今後の供用期間が10年の場合の調査項目として、①白色析出物の成分調査を行う。発生して白色析出物を採取し、成分調査を行い、アルカリシリカゲルやエフロレッセンスの有無を確認する。②ひび割れ調査を行う。発生しいているひび割れの幅や長さを調査し、ひび割れ図を作成し、全体的なひび割れ位置、ひび割れの大きさ等を把握する。③排水設備の排水状況の調査を行う。維持管理計画として、①路面からの排水が橋脚にかかることがないような排水設備を整備する。②ひび割れ注入を行う。エポキシ樹脂等により、ひび割れ注入を行い、水分やその他劣化因子がコンクリート内に侵入することを防止する。③シラン系表面含浸材を塗布する。水分が橋脚コンクリートに侵入することを抑制し、かつ内部の水分を逸散させるため、シラン系の表面含浸材を塗布する。

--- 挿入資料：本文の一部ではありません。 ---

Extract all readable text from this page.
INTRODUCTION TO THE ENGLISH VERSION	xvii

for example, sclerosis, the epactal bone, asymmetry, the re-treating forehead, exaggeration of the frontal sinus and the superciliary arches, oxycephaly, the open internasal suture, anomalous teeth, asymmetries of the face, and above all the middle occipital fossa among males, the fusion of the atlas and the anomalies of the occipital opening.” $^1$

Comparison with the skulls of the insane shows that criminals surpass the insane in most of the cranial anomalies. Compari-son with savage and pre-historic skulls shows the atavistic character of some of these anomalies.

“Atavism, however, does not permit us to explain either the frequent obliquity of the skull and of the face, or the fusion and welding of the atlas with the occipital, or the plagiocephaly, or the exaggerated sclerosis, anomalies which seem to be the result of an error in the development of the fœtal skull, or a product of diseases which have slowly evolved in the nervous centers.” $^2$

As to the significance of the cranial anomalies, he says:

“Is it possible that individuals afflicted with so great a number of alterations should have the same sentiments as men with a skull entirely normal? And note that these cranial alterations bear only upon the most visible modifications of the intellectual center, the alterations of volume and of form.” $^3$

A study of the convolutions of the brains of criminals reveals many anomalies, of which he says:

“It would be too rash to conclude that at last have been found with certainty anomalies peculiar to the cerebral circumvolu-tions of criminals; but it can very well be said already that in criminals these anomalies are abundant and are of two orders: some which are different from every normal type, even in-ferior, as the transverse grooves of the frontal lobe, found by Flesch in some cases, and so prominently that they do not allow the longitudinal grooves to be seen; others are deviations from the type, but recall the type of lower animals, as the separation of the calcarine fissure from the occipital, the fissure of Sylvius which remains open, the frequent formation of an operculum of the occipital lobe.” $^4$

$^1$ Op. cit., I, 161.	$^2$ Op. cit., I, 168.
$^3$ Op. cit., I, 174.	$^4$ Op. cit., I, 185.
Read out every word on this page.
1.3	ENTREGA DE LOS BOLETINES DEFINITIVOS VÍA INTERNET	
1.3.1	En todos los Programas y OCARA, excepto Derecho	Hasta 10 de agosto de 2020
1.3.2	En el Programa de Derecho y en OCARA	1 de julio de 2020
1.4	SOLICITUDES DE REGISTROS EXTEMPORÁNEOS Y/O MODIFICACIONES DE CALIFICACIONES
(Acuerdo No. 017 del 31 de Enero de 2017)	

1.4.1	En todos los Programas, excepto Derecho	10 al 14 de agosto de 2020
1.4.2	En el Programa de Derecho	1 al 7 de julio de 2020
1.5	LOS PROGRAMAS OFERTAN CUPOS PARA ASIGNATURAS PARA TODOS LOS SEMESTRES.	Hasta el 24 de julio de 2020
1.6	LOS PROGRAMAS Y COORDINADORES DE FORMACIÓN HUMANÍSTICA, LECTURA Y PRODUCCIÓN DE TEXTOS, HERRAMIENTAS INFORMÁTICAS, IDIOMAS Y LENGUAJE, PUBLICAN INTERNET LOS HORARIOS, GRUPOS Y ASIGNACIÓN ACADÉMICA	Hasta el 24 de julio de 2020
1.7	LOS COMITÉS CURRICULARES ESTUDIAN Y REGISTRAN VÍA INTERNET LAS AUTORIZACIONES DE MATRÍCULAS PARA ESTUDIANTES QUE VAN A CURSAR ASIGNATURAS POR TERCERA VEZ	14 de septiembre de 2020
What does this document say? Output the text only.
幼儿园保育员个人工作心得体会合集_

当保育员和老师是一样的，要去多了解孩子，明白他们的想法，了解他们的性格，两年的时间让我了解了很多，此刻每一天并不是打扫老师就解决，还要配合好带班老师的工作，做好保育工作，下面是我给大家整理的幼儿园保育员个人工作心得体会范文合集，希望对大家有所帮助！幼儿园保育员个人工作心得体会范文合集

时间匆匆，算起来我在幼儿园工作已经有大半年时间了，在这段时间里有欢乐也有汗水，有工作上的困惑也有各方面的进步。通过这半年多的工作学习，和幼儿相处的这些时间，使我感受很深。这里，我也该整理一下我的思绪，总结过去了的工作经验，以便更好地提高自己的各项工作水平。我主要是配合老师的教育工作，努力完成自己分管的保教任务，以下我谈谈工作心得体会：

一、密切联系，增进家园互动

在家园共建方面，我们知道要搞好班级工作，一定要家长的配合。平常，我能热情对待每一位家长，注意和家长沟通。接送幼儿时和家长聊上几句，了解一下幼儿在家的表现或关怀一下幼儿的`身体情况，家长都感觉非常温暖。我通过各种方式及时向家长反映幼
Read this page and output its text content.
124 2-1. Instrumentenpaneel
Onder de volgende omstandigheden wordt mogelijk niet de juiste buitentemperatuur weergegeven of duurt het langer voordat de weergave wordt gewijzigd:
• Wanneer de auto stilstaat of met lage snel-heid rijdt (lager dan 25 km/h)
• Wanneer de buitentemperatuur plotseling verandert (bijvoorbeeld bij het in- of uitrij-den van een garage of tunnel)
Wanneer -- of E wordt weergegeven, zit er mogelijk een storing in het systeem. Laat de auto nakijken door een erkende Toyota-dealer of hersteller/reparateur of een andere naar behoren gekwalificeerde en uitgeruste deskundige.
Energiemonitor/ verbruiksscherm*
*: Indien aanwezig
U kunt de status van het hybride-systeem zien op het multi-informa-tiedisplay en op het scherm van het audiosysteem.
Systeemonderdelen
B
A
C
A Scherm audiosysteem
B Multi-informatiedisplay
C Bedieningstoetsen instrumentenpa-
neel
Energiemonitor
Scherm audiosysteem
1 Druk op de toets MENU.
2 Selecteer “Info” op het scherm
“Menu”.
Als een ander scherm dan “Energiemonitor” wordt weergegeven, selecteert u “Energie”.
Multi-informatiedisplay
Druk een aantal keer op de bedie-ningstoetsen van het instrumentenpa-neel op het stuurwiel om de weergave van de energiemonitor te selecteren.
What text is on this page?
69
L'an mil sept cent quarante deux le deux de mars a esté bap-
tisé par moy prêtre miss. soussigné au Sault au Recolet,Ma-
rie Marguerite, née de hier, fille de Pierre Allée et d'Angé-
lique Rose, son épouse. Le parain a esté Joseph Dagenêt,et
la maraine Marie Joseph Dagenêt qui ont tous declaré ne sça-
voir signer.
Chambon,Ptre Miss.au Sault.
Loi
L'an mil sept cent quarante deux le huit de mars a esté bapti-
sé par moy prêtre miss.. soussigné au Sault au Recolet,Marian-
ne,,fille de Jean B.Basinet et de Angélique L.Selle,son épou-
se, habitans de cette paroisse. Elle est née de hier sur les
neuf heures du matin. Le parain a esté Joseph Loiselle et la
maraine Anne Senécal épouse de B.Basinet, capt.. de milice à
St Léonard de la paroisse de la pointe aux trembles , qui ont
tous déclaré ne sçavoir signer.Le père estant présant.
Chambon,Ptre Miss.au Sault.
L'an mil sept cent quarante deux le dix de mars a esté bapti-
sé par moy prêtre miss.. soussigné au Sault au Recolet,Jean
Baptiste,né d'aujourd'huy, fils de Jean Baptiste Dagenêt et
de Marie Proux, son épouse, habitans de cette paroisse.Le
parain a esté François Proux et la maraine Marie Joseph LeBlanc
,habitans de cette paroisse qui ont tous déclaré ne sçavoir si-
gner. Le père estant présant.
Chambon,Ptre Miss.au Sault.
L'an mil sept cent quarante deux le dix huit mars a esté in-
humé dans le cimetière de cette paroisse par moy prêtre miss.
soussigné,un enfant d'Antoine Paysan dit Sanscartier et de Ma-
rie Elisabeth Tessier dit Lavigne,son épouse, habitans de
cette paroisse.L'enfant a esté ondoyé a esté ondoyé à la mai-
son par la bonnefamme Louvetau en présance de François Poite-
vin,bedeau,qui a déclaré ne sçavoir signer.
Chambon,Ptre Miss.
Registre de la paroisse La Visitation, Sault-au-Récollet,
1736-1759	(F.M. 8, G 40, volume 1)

今後の供用期間が50年の場合の調査項目として、供用期間10年の場合に加え、①解放膨張率試験と促進膨張率試験を行う。現地からコア供試体を採取し、解放膨張率試験と促進膨張率試験を行い、今後の膨張性を把握する。②コンクリートの物性値を調査する。現地からコア供試体を採取し、圧縮強度試験や弾性係数試験を実施し、コンクリートの健全性を評価する。③鉄筋の腐食の有無を調査する。自然電位法により、鉄筋腐食の可能性を調査し、一部コンクリート内部の鉄筋をはつり出し、腐食の有無を確認する。維持管理計画として、供用期間10年の場合に加え、①鉄筋防錆処理。鉄筋が腐食している箇所をはつり出し、防錆処理を行う。腐食が著しく、断面欠損をしている箇所は、添え筋又は交換により補強する。①亜硝酸リチウムを含浸又は注入する。亜硝酸リチウムを含浸又は注入することにより、アルカリシリカゲルの吸水膨張を抑制する。②コンクリートの変位を拘束する。橋脚を連続繊維補強シート又はPCケーブルにより巻き立て、コンクリートの変位を拘束する。連続繊維補強シートは引張強度に優れる炭素繊維又はアラミド繊維を使用する。